A half-hearted effort was made in 2005 to launch the "Technology-based Industrial Vision and Strategy for Pakistan's Socio-economic Development". It was a non-starter as the assignment was given to the Higher Education Commission (HEC) and Pakistan Institute of Development Economics (PIDE), whereas the key stakeholders were not associated with the exercise.

The study, along with a set of recommendations to optimize technology's contribution to economic growth, was nonetheless presented to the government in October 2006. The Cabinet approved the document after almost a year---on August 18, 2007 but till now the proposed action plan has not been initiated. This demonstrates apathetic attitude of the government towards technology and industrialization.

The 270-page report has critically analyzed the status of agriculture and major segments of the industry like textiles, leather, materials, chemicals, engineering goods, electronics, and infrastructure including energy-power, telecommunication, construction and housing and transport. The chapter related to "engineering goods industry of Pakistan" is totally void of description of heavy engineering industry that is considered vital for any economy. So much about the validity of the document!

The report has nonetheless recognized the gap that exists between Pakistan and the developed countries, and highlighted need to bridge it through strengthening its technological and engineering base and formulating a long-term industrial policy.

Outline of an action plan, separately for each sub-sector, provided for improving the policy and regulatory framework, technology up-gradation, incentives for value-addition, improving product quality and manpower development, had been proposed. The government was urged to invest $10-12 billion by 2010 for increasing the share of industrial sector in GDP to 25 per cent and the share of engineering goods to 30 per cent of manufacturing, in the first phase.

It was expected that this investment would help providing goods of international quality at competitive prices and facilitate in exploiting the niche in global translocation of industrial production, which could take Pakistan to the path of rapid industrial development. All these objectives seem unrealistic to achieve under the given conditions.

Today, Pakistan faces increasing challenges in the economic, fiscal, social and environmental fields. The key economic indicators have declined persistently. Foreign exchange reserves are depleting; balance of payment is consistently negative. Trade deficit has reached alarming levels and exports are dwindling. Industry is in a shambles. Power shortages are widening and security of food items supply is not assured. Inflation is high and unemployment is increasing.

The new popular government, which should be pro-active in promoting industrial technology, would be well advised to consider adopting concrete measures, on priority basis, to meet these challenges. For creating global competitiveness in all sectors of economy, it is needed to simultaneously develop environment, technological infrastructure and policy instruments.

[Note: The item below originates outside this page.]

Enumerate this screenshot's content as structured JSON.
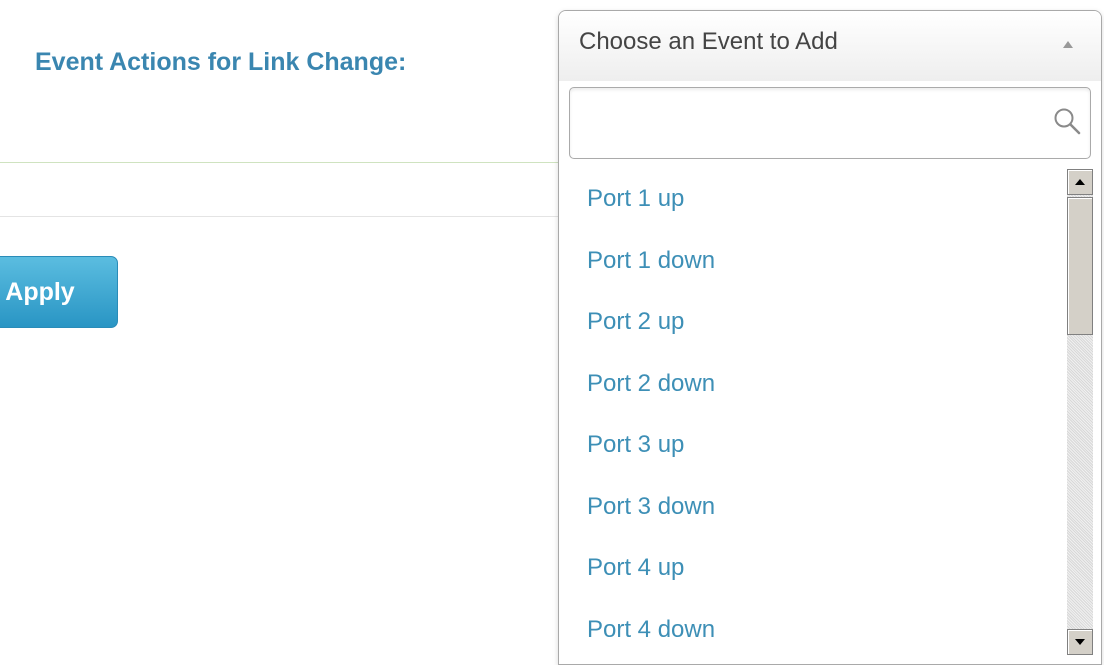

The government should formulate the policy for selection, assimilation, diffusion and use of technology in industry and business as well as in agriculture, infrastructure and other economic sectors. Also, the government has to play key role in commercialization of the selected technologies through a system of cooperation between R&D on one part and industrial and related sectors on the other.

(Engr Hussain Ahmad Siddiqui, former Chairman of State Engineering Corporation, is on the Board of Directors of National Engineering Services Pakistan Pvt Ltd, NESPAK, Ministry of Water and Power).